Courtesy of Brooklyn Museum
DETAIL of linen coverlet worked in colored wool.
Courtesy of Brooklyn Museum
LINEN COVERLET embroidered in Kensington stitch with colored wool.
It seems to me, after the observation and intimacy of years with the growing art of decoration in this country, that the color gift is a race gift with us. English art-work is nearly always characterized by subdued and modified harmony, while that of America has vivid and striking notes which play upon a higher key, and still melt as softly into each other as the perfect modulations of the best English art. I was very conscious of this during the year of my directorship of the Woman's Building and exhibits in the World's Columbian Fair at Chicago, that place of wonderful comparisons of the art-work of the world.
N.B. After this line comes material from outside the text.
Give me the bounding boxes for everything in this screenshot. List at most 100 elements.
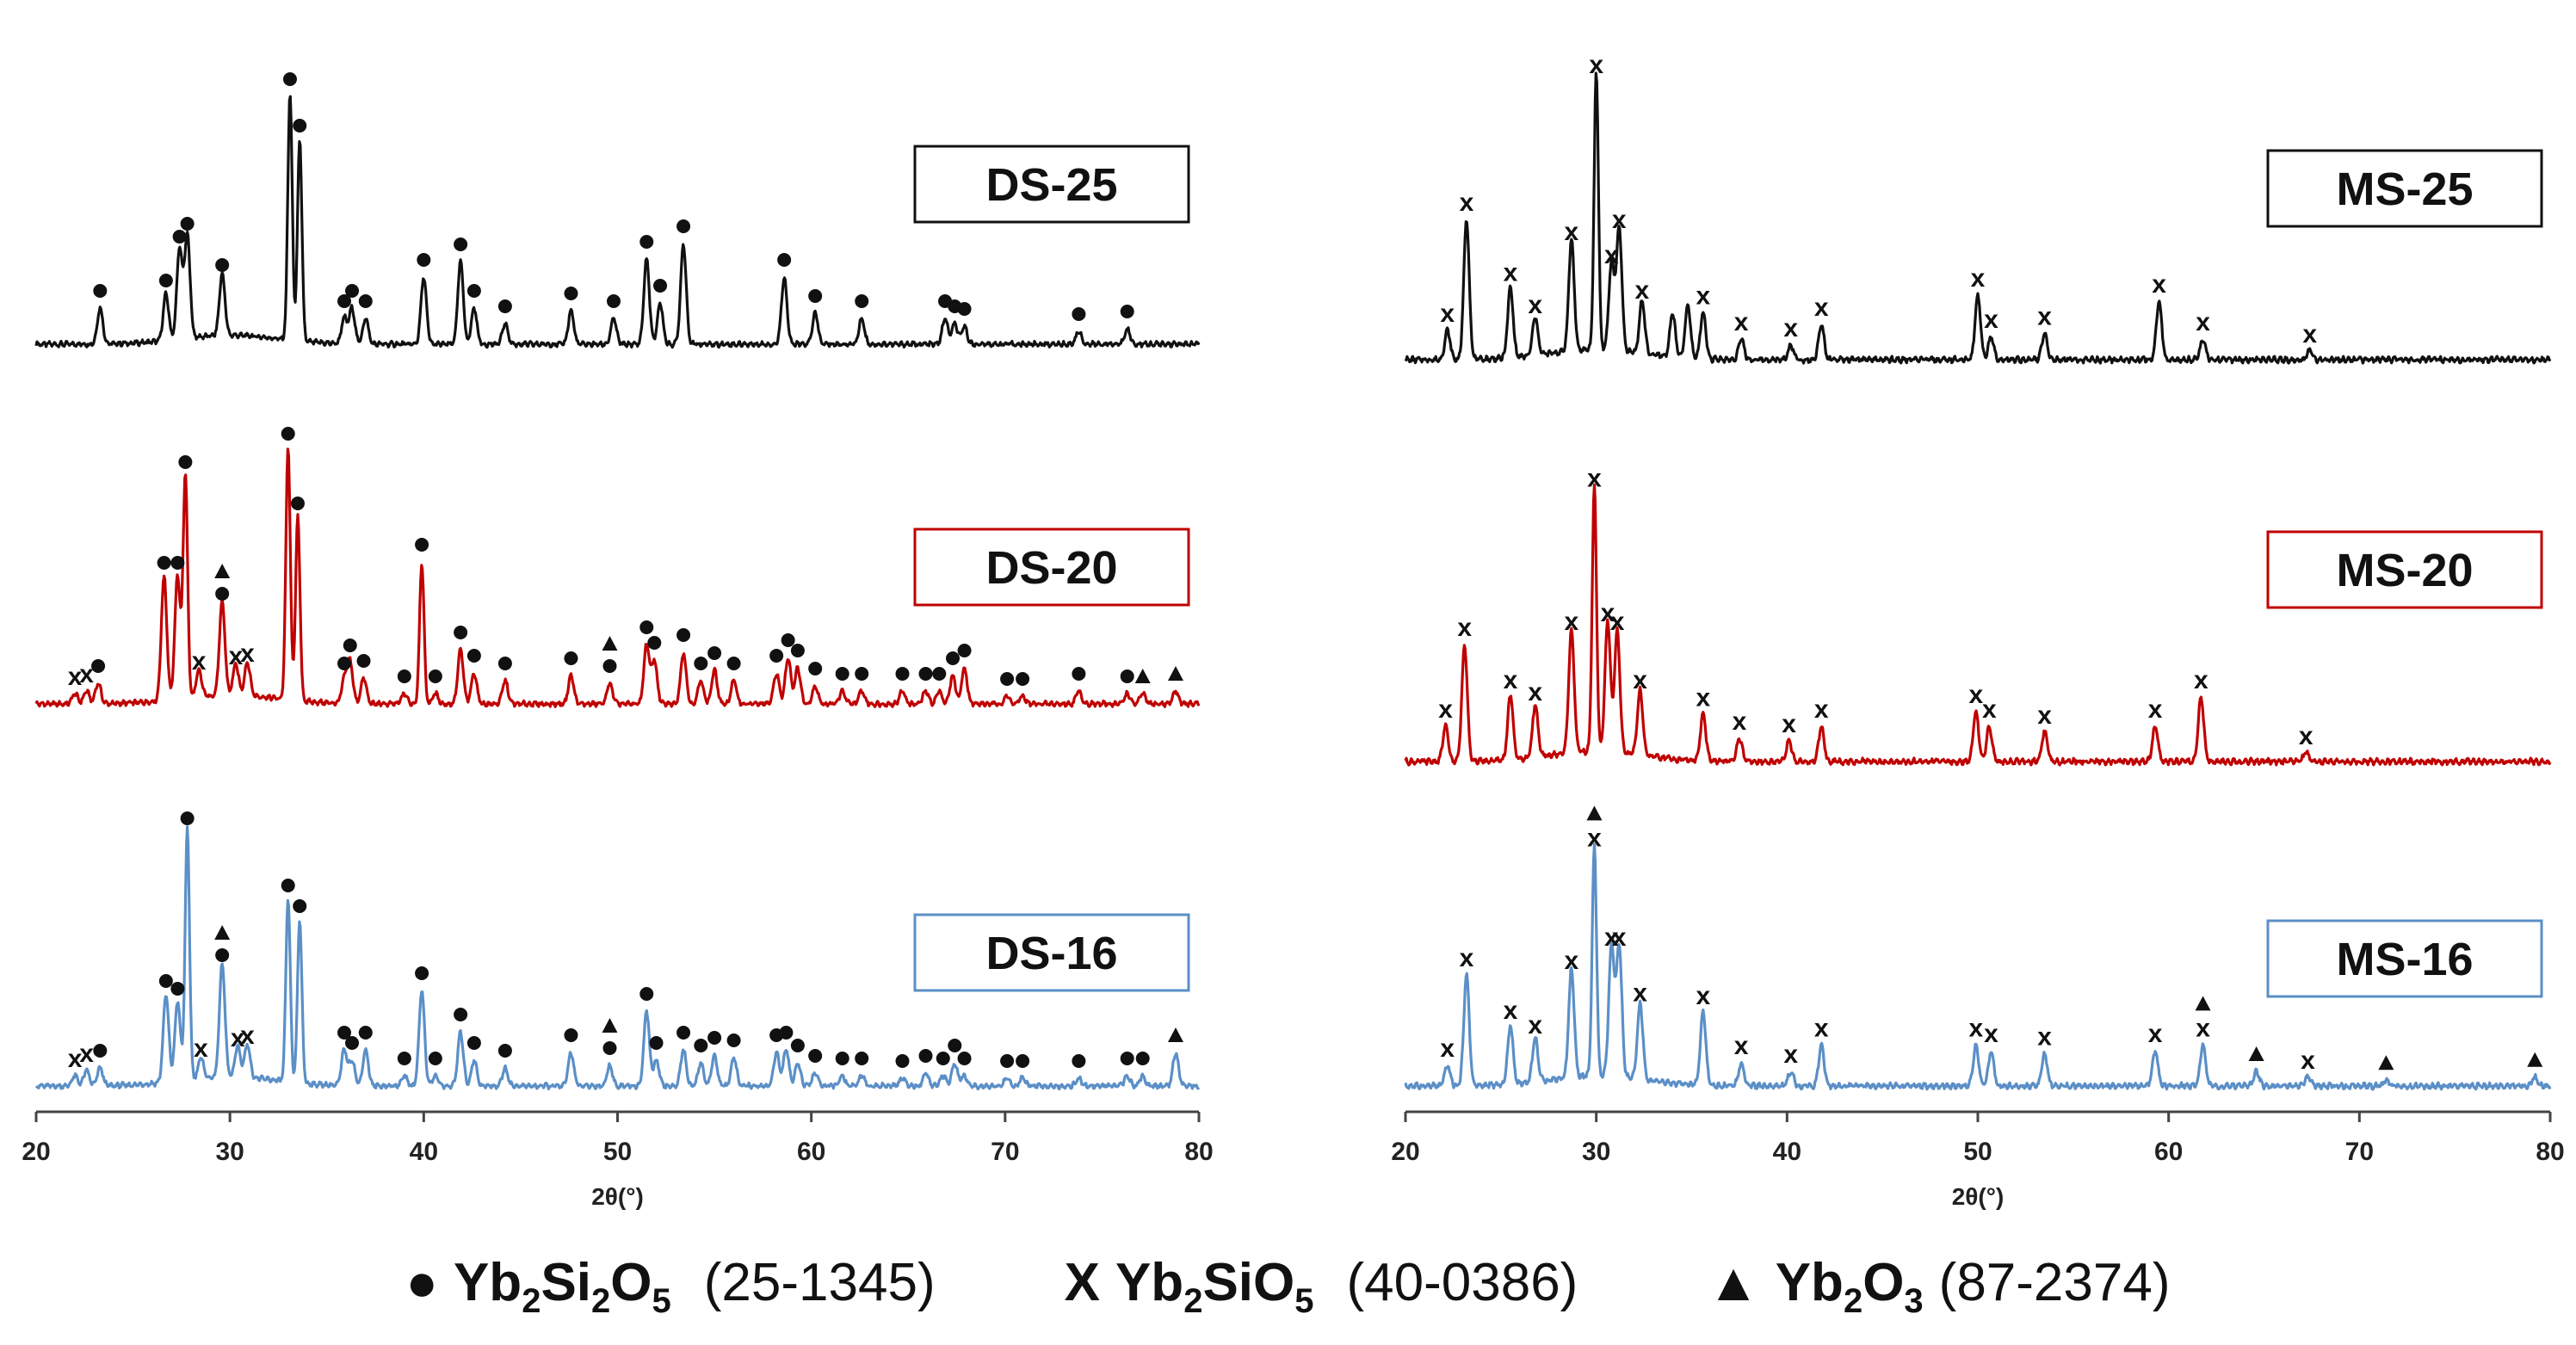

I could nearly always recognize work of American origin by its singing color-quality, as different from the sharp semibarbaric notes of Oriental art as from the minor cadences of English decorative work. But to return to the effect of the English exhibit at the Philadelphia Centennial: it was followed by the immediate formation of the Society of Decorative Art in New York City, which became the parent of like societies in every considerable city or town in the United States. By its good fortune in having a president who belonged by right of birth, and certainly of ability and achievement, to the best of New York society, the movement enlisted the sympathy and interest of the influential class of New York women, while there was waiting in the shadow a troop of able women who were shut out from the costly gayeties of society by comparative poverty, but connected with it by friendships and associations, often, indeed, by ties of blood.